Date: 28th September 2023
Author: BETTER FINANCE

DWS, a German asset manager, has settled with the U.S. Securities and Exchange Commission (SEC) for $19 million. This settlement is over greenwashing allegations and is the SEC's highest penalty related to environmental, social, and governance (ESG) criteria against an investment adviser. An additional $6 million penalty was imposed for anti-money laundering violations, totaling $25 million in penalties. The SEC's allegations focused on misleading statements about DWS's ESG assets and controls, following a whistleblower complaint from Desiree Fixler, the company’s former head of ESG. DWS has not admitted guilt but is relieved to have resolved the matter and says it has addressed the SEC's identified weaknesses.

This case is part of broader SEC efforts, led by chair Gary Gensler, to scrutinise Wall Street’s ESG policies more intensely and prevent misleading ESG statements.
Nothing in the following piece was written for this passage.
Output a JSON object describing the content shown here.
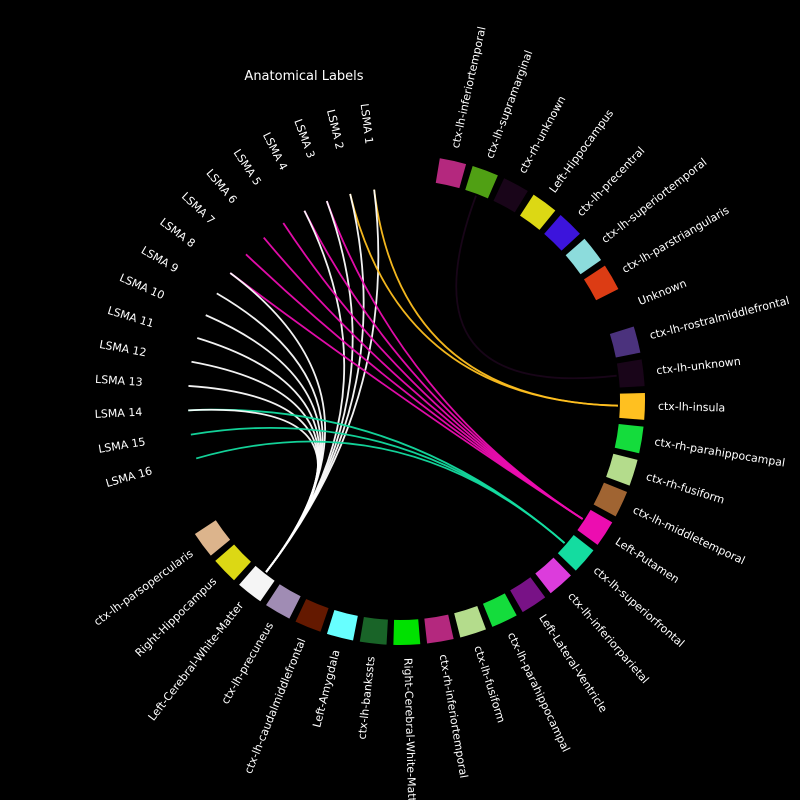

The revelation of the SEC investigation significantly impacted DWS’s stock value and led to leadership changes, including the ousting of former CEO, Asoka Wöhrmann.

This decision was made amid an international push for enhanced transparency in ESG ratings. In the EU, the European Commission has put forth a draft Regulation on ESG Ratings to address conflicts of interest, ensure transparency, and establish a system for the supervision and authorisation of ESG rating providers. However, the current ESG regulatory framework has yet to fully achieve its goals. Enhanced protective measures for retail investors against greenwashing, the establishment of a minimum standard for ESG ratings, and clear labels showing rating origins and payers are imperative. Implementing these measures would harmonise EU regulations on ESG, promoting transparency and efficiency and averting instances like the one encountered in the US.